National Centre for Smoking Cessation Training
The DH guidance highlights a key resource in the form of the new National Centre for Smoking Cessation Training (NCSCT).27 The NCSCT is developing evidence-based national standards for smoking cessation training and competence-based training programmes for smoking cessation workers. Online courses are planned to test knowledge competence and some are already available for NHS staff. Skills-based competences are expected to be taught and assessed using face-to-face training courses with assessments and the NCSCT plan is for practitioners to satisfactorily complete both aspects of training to be eligible for certification.27

Healthy lives, healthy people
At present, NHS SSS are commissioned by primary care trusts (PCTs), however PCTs will be abolished in a planned re-organisation of the NHS in England; how NHS SSS might look in the post-reorganisation landscape is currently unclear.
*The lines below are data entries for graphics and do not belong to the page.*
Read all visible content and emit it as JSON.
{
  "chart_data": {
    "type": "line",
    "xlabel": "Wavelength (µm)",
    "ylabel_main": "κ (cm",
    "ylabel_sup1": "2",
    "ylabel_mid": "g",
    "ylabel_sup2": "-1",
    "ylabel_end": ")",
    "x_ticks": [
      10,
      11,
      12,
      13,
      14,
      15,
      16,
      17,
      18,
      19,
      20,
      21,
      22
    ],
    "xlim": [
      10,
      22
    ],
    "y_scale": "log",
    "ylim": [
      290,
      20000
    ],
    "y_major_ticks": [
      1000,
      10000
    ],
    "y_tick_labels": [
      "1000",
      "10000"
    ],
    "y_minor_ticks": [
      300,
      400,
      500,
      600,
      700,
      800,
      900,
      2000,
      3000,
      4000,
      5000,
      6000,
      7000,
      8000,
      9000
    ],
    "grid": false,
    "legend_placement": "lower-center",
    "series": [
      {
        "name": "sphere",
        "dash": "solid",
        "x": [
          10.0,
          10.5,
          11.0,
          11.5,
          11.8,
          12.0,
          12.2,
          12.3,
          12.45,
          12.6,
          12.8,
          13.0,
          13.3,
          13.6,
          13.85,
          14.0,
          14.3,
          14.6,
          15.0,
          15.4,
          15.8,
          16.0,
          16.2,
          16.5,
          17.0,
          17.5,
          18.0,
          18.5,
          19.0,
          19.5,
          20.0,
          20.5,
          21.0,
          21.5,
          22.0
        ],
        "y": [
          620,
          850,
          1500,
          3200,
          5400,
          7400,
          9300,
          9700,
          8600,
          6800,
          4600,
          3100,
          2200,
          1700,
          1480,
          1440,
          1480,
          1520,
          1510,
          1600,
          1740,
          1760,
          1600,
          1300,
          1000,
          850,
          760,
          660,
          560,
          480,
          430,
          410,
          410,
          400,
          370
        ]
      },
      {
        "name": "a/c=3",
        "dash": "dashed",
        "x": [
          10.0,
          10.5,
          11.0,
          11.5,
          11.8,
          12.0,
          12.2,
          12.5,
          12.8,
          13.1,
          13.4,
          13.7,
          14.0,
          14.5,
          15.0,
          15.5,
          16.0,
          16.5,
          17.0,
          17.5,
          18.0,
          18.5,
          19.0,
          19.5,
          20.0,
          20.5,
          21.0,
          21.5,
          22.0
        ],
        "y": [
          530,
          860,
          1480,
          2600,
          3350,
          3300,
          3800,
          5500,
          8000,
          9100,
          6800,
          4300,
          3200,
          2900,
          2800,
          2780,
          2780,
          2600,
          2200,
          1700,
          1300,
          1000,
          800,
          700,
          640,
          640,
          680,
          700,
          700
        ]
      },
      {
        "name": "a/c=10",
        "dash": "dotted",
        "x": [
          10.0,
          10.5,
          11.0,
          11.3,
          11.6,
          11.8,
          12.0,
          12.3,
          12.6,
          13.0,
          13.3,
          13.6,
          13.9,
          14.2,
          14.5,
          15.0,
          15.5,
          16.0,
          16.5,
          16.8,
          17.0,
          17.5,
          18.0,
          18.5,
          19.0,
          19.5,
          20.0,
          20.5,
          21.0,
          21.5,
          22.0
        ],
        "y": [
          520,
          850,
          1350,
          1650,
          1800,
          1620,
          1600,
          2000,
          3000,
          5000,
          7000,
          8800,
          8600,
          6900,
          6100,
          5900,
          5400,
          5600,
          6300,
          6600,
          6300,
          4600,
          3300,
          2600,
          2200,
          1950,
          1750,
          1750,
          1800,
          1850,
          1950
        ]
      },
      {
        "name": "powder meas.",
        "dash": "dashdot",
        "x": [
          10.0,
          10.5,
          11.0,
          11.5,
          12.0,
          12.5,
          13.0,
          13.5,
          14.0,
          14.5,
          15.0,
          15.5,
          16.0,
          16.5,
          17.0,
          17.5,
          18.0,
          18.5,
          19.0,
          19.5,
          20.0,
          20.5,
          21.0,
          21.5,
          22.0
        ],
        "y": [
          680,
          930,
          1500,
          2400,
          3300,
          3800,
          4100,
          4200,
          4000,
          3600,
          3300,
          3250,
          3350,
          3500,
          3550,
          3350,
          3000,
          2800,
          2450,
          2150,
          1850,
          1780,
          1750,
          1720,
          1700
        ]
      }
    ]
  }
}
The Government White Paper, Healthy lives, healthy people: Our strategy for public health in England,28 however, shows that smoking remains a public health priority for the coalition Government and details how a new organisation, Public Health England, will work with local authorities to reduce tobacco smoking.28 Although the specifics of how this might be operationalised are awaited, it seems highly probable that the provision of intensive cessation support, which is currently provided via NHS SSS, will fall within the remit of local authorities. Consequently, the three sets of guidance reviewed in this article will remain relevant, despite substantial organisational changes.


The pieces of guidance discussed in this article demonstrate that the NHS treats smoking as a serious threat to the nation’s health and tackling this requires a systematic approach across the whole health service. The NICE recommendations relating to drug treatments are most likely to change in the near future due to the strengthening evidence base for different uses of smoking cessation pharmacotherapy. However, many of the behavioural aspects of smoking cessation management—such as how to deliver brief intervention counselling, whether abrupt or gradual cessation is equally successful, and whether repeated re-treatment of ‘failed quitters’ at shorter intervals is effective or not—are underpinned by relatively little empirical data and research, Results of research on all of these interventions could perhaps have even greater impacts on the effectiveness of smoking cessation treatment in the NHS. Finally, in a time of massive organisational upheaval for the NHS, it is important to remember that smoking is the single most important, reversible cause of ill health in the UK and it remains hugely important to maintain an organised approach towards eliminating it.